OUR THOUGHTS ON:

IRS Provides Safe Harbors For Business Charitable Contributions

Schneider Downs|Tax|Tax Reform

By Gary Sliman

The Tax Cuts and Jobs Act passed in December 2017 created Internal Revenue Code (“IRC”) §164(b)(6), which limits the annual deduction for state and local taxes to $10,000. This prompted several states with higher individual income tax rates to introduce ways for constituents to counterbalance the impact of the limitation, including one alternative that taps into government-sponsored programs that generate state tax credits to offset an individual’s state and local liability.

The Department of the Treasury and the IRS have issued additional guidance on this matter in the past year, including proposed regulations to clarify whether state programs generating state tax credits correctly apply the IRC and Treasury Regulations as intended. After publication of the proposed regulations, on August 27, the agencies received a number of inquiries from taxpayers and other stakeholders regarding the application of the proposed regulations to business entities that make payments to charitable organizations described in IRC §170(c).

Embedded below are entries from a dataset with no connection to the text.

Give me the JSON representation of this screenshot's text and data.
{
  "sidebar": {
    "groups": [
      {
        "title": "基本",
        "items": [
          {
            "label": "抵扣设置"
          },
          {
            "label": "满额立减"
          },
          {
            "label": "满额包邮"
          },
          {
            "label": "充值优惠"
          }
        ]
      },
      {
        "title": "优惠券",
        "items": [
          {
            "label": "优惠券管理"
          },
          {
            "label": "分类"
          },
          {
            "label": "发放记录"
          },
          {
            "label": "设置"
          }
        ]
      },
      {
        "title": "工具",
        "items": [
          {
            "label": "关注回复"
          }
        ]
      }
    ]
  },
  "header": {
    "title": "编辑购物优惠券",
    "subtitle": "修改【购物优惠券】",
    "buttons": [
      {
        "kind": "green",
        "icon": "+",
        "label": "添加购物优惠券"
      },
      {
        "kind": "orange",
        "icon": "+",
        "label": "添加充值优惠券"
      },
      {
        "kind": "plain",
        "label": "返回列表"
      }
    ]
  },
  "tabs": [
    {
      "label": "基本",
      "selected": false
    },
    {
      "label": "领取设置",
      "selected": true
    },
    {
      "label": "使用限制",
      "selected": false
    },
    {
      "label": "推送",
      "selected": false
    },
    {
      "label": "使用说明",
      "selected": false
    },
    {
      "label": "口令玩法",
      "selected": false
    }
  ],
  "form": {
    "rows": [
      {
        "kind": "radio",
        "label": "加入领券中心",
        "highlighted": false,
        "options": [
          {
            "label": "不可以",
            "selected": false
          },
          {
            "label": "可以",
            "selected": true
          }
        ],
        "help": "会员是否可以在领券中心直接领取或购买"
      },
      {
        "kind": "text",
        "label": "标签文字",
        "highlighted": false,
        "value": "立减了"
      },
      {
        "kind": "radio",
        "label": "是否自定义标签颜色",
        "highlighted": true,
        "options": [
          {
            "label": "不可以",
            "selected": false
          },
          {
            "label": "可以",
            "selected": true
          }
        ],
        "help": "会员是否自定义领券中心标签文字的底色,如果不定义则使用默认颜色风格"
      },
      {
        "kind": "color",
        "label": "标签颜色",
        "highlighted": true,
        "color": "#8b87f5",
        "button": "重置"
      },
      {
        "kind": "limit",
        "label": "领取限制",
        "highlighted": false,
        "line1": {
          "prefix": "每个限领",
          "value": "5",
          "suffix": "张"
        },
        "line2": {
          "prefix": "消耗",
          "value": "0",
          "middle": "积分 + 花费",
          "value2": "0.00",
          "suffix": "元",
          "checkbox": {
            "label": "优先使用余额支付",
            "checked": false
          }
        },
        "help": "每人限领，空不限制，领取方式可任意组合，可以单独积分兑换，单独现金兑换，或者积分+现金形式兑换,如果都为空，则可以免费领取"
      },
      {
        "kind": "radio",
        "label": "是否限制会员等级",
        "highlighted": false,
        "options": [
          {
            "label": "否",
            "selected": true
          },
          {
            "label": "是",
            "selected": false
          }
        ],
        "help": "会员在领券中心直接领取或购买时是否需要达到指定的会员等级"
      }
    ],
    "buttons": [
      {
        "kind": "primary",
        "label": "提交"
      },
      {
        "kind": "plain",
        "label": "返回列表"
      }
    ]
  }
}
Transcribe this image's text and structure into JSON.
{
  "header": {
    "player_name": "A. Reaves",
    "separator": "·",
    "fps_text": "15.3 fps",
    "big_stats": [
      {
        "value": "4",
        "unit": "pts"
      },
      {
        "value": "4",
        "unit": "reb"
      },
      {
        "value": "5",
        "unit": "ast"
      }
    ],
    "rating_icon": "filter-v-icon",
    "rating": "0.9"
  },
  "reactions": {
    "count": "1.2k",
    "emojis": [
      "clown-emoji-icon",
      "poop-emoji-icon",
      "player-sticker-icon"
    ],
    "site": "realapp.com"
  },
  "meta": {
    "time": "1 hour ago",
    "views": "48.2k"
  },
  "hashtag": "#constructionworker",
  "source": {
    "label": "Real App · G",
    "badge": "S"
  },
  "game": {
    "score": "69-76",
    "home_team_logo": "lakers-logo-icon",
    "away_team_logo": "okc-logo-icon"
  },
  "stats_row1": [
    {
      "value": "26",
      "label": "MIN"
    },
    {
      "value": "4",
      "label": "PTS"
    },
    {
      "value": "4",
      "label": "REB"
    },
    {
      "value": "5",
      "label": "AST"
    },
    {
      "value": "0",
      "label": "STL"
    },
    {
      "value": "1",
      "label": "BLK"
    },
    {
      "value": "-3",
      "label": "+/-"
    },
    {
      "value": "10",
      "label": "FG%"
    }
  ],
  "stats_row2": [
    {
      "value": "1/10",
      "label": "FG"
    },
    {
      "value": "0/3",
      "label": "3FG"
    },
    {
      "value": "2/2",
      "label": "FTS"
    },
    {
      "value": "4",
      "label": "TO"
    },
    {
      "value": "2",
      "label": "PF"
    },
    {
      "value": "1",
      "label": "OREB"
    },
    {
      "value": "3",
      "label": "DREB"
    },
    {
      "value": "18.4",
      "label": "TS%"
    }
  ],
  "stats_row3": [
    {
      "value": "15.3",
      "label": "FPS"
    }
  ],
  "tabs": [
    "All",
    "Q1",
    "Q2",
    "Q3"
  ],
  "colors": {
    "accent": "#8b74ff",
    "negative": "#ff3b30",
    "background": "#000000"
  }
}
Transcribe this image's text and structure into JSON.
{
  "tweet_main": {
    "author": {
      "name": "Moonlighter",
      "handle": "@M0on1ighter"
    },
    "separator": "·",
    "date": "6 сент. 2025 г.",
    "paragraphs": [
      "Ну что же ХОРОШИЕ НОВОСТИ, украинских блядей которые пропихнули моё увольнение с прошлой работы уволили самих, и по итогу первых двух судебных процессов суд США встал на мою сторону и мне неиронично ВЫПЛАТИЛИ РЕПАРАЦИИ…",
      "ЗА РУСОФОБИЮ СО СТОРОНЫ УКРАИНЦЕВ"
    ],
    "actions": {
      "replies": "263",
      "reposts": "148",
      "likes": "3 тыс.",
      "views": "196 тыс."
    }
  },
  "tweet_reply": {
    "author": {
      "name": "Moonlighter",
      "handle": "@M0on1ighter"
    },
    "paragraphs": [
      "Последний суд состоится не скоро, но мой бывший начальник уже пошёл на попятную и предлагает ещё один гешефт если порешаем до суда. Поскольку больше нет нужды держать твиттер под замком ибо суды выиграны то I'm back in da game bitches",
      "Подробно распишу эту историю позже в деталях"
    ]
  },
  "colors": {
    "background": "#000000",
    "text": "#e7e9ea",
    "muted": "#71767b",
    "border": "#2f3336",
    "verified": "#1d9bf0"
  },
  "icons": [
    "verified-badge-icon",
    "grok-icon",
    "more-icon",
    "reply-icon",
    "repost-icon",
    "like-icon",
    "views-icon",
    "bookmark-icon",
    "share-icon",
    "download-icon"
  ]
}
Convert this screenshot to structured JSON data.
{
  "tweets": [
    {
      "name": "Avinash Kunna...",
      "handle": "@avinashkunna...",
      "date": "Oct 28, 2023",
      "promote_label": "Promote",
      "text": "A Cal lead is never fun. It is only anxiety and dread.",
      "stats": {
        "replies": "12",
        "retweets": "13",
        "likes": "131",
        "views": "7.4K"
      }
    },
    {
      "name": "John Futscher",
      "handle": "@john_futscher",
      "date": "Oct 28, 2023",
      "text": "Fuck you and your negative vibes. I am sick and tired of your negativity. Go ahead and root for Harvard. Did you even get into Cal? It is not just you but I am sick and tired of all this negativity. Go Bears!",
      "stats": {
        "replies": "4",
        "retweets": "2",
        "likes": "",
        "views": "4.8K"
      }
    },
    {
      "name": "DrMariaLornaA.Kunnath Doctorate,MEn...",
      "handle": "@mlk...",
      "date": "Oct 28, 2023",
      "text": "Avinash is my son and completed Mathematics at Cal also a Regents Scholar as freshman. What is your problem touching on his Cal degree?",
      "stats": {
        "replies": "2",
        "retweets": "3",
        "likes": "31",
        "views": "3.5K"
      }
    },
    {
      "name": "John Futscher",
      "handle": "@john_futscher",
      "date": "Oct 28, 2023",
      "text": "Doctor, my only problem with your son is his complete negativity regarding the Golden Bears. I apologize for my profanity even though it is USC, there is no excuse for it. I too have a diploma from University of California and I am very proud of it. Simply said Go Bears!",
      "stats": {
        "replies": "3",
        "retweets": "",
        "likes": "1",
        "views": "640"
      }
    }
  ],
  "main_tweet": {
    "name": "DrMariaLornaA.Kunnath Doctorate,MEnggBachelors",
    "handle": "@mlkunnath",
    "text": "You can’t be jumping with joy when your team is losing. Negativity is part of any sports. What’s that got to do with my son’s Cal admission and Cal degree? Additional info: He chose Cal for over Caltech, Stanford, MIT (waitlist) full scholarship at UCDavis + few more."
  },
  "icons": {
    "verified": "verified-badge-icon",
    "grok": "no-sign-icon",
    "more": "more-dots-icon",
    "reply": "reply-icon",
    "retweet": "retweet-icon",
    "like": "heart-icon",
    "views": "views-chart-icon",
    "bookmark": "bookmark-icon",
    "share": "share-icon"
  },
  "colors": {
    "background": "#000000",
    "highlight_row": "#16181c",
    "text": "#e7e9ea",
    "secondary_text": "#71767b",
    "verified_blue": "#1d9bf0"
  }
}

To address the matter, the IRS has since issued Revenue Procedure 2019-12, which clarifies that certain businesses (C corporations and pass-through entities) that contribute to charitable funds or certain government organizations in exchange for the receipt of state credits, can claim such contributions from federal taxable income as a business deduction without a corresponding reduction in the amount of the expense if certain safe harbor provisions are met.

Safe Harbor for C corporations – if a C corporation engaged in a trade or business makes a payment to an organization described in IRC §170(c), and receives or expects to receive a tax credit that reduces a state or local tax imposed on the C corporation, such payment is treated as meeting the requirements of an ordinary and necessary business expense for purposes of IRC §162(a) to the extent of the credit received or expected to received.

Safe Harbor for Pass-Through Entities – the safe harbor applies to all pass-through entities except single-member limited liability companies disregarded for federal income tax purposes. If the entity is subject to state and local tax, other than state or local income tax, while carrying on its trade or business, the pass-through entity may treat such payment as meeting the requirements of IRC §162(a) to the extent of the credit received or expected to be received. Otherwise, the deductibility of the payment must be determined at the level of the individual owners and subject to the $10,000 limitation of IRC §164(b)(6).

The safe harbor tests are effective January 1, 2018.